Time-minimum trajectories through race tracks are determined by the drone's capability as well as the configuration of all gates (e.g., their shapes, sizes, and orientations). However, prior works neglect the impact of the gate configuration and formulate drone racing as a waypoint flight task, leading to conservative waypoint selection through each gate. We present a novel time-optimal planner that can account for gate constraints explicitly, enabling quadrotors to follow the most time-efficient waypoints at their single-rotor-thrust limits in tracks with hybrid gate types. Our approach provides comparable solution quality to the state-of-the-art but with a computation time orders of magnitude faster. Furthermore, the proposed framework allows users to customize gate constraints such as tunnels by concatenating existing gate classes, enabling high-fidelity race track modeling. Owing to the superior computation efficiency and flexibility, we can generate optimal racing trajectories for complex race tracks with tens or even hundreds of gates with distinct shapes. We validate our method in real-world flights and demonstrate that faster lap times can be produced by using gate constraints instead of waypoint constraints.

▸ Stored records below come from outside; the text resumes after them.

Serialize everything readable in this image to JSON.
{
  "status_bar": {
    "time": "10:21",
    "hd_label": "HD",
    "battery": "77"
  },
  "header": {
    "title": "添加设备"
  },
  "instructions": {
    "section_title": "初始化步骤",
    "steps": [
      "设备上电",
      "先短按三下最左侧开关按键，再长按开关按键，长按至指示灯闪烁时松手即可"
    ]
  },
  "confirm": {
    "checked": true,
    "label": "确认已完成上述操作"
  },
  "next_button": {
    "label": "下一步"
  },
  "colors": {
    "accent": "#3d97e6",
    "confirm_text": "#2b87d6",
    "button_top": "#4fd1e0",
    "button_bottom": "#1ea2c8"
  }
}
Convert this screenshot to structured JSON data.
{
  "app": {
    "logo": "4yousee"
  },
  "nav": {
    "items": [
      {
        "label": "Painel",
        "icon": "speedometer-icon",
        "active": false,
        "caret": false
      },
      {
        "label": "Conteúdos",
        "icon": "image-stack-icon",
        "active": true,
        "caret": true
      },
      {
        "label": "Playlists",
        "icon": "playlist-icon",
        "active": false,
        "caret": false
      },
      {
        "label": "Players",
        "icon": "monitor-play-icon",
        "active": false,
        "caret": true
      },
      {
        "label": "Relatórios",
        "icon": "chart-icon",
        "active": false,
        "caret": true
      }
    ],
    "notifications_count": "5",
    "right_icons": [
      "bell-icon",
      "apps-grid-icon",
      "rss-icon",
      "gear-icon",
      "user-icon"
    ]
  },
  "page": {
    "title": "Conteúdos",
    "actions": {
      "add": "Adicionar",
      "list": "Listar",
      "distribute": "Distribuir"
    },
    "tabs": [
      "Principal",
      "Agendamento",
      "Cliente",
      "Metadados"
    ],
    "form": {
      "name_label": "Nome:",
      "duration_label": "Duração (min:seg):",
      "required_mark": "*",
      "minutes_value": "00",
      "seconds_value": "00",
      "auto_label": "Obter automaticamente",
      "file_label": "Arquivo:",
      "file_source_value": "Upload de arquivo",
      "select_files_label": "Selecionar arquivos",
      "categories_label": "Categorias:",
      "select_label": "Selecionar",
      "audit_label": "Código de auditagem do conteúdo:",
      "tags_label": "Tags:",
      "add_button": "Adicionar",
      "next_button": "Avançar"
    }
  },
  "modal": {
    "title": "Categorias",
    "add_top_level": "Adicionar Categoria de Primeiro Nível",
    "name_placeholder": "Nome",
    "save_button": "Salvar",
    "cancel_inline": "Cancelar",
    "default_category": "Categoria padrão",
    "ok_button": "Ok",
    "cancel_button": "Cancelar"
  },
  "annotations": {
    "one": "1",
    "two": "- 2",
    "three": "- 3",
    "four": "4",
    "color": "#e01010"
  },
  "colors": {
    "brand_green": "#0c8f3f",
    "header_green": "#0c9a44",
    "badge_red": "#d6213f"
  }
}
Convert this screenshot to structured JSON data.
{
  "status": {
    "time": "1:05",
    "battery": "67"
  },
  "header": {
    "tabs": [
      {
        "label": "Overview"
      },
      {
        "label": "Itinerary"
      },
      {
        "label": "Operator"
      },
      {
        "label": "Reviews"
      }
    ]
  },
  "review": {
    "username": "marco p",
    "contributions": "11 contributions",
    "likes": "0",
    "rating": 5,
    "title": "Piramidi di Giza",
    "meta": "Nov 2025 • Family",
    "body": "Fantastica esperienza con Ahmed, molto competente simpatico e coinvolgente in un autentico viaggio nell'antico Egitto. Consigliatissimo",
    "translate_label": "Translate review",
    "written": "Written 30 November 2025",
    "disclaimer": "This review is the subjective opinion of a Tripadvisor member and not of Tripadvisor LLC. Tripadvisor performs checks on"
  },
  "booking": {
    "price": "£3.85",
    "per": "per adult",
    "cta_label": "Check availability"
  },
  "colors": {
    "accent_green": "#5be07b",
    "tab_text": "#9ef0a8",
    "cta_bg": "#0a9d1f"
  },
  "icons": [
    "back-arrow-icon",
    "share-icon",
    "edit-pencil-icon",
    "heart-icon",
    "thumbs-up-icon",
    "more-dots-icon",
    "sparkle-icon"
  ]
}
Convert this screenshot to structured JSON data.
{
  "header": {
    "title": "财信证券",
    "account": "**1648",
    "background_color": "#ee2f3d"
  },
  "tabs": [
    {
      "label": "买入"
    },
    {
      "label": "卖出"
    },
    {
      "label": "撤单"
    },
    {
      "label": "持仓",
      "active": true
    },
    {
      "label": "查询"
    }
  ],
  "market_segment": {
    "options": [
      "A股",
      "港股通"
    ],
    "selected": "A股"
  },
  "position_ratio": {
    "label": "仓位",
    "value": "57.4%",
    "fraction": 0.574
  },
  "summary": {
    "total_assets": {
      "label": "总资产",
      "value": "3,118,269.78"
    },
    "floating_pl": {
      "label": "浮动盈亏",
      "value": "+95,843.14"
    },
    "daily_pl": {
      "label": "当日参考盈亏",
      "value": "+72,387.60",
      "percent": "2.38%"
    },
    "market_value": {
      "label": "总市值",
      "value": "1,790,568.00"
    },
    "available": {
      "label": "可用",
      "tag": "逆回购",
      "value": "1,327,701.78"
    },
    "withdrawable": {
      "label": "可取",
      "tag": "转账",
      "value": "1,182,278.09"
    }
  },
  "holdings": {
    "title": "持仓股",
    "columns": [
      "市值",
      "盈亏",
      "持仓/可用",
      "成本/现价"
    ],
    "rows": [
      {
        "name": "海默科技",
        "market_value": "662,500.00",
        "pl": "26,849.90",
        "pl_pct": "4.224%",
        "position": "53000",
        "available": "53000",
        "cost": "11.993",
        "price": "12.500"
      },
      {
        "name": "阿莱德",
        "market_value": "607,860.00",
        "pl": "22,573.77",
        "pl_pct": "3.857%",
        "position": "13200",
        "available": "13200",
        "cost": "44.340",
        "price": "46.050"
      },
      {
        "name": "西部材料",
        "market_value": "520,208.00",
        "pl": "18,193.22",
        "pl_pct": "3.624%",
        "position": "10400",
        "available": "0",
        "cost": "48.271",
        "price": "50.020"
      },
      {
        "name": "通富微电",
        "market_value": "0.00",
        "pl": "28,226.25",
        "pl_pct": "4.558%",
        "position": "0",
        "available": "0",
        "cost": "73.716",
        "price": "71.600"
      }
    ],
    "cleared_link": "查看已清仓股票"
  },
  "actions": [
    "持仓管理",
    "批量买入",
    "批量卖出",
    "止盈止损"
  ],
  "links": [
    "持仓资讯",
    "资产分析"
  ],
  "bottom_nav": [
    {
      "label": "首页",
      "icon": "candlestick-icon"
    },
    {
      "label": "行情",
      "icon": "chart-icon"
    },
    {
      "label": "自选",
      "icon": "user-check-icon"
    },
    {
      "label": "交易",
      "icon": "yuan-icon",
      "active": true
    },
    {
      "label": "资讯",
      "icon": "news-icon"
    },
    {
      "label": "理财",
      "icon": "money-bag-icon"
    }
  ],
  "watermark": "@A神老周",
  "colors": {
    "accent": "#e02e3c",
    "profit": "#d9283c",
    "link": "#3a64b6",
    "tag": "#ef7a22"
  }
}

翻译：穿越赛道的耗时最短轨迹取决于无人机的性能以及所有门（如形状、尺寸和朝向）的配置。然而，先前的研究忽略了门配置的影响，将无人机竞速简化为航点飞行任务，导致通过每道门时采用保守的航点选择。我们提出了一种新颖的时间最优规划器，能够显式地考虑门约束，使四旋翼飞行器在混合门类型的赛道中，能够在单旋翼推力极限下沿最省时的航点飞行。我们的方法提供了与现有技术相当的求解质量，但计算速度快了数个数量级。此外，所提出的框架允许用户通过串联现有门类来自定义门约束（如隧道），实现高保真赛道建模。凭借卓越的计算效率和灵活性，我们能够为包含数十甚至上百个不同形状门的复杂赛道生成最优竞速轨迹。我们在真实世界飞行中验证了该方法，并证明使用门约束而非航点约束可以产生更快的单圈时间。